L’euphémisme suit: «beaucoup d’argent semble avoir été mal dépensé et aurait été plus productif —aurait sauvé davantage de vies— s’il avait été dépensé autrement».

David Ropeik, qui est souvent cité comme expert de ce que nous percevons comme un risque, pond un texte d’opinion qui, à la question «sommes-nous plus en sécurité», en propose une autre: «sommes-nous plus sages».

Toute forme de risque, écrit-il, nous préoccupe davantage si nous croyons que ça peut nous arriver, plutôt que d’arriver à quelqu’un d’autre.
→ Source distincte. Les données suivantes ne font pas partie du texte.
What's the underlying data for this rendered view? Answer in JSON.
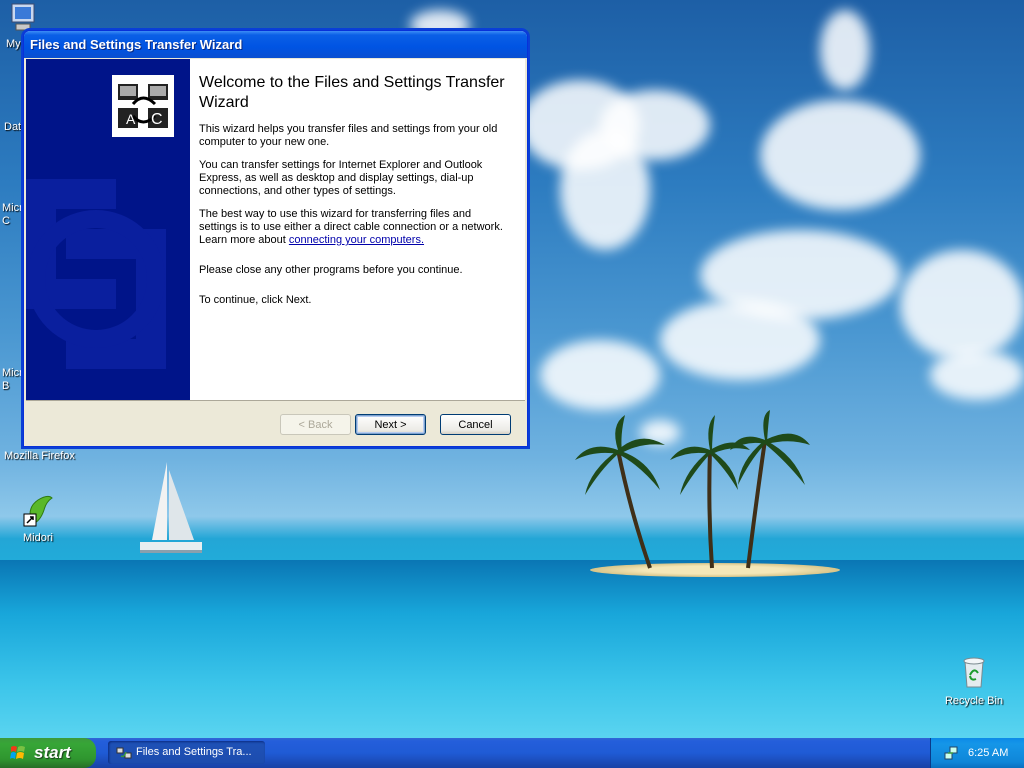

Et ça nous fait encore plus peur «lorsque nous ne savons pas ce que nous devons savoir pour nous protéger». C’est dans ce contexte que s’est opérée cette réaction disproportionnée :

Plus nous sommes inquiets, plus nos jugements, nos choix et nos réponses sont basés sur nos émotions, plutôt que sur les faits. Des études neurologiques ont découvert que la peur domine facilement la raison. La peur nous garde en vie, mais des décisions basées sur la peur nous conduisent parfois à des erreurs... erreurs qui peuvent créer de nouveaux risques, et imposer de nouveaux coûts excessifs.

Or, quels sont les coûts de la guerre en Iraq? 4792 soldats tués, dont 4474 Américains, et plus de 100 000 Iraquiens dont on est sûr. Un autre 3000 à 4000 milliards$ rien que pour la guerre, dépendamment de ce que vous incluez dans la facture. Plus les 1000 milliards$ en sécurité déjà mentionnés.

Mueller et Stewart notent d’ailleurs qu’en général, les gouvernements jugent comme «acceptable» un risque de décès inférieur à une personne par million par année (accident d’avion, contamination par telle toxine, etc.). Or, le taux de mortalité par le terrorisme est de loin inférieur, si on le reporte sur 30 ans: un Américain sur 3,5 millions entre 1970 et 2007, selon leurs calculs. Contre un sur 8000 qui meurt dans un accident d’auto, ou un sur 53 000 dans un accident industriel. Dans un courriel cité par le chroniqueur John Horgan, John Mueller élabore là-dessus :

La question-clef, qui n’est bien sûr jamais posée, est: quelle serait la probabilité [de mourir] si ces mesures de sécurité accrues n’avaient jamais été mises en place? Imaginons que les risques, sans les mesures de sécurité, aient été d'un décès sur 2,5 millions par année, est-ce que les billions de dollars justifieraient ce gain en sécurité? C’est-à-dire de passer d'extrêmement sécuritaire à extrêmement extrêmement sécuritaire?

On aurait d’ailleurs tort d’arrêter les analyses de risques à ces seules considérations, poursuit Ropeik. Il rappelle une étude de l’Université du Michigan qui avait estimé à 1018 le nombre de décès de plus sur les routes des États-Unis dans les trois mois suivant le 11 septembre 2001... résultat statistique du plus grand nombre de gens qui avaient alors décidé de ne pas prendre l’avion.

Les défenseurs de toutes les mesures antiterroristes prétendent qu’elles ont permis d’éviter davantage d’attentats. Si cet argument relève davantage de l’opinion (impossible à prouver) que de la science, en revanche, on peut tenter d’estimer scientifiquement combien de morts sur la route ou dans des accidents industriels auraient été évités si telle ou telle partie de ces milliers de milliards y avait été consacrée. Un autre beau sujet d’étude pour les économistes d’ici 2021?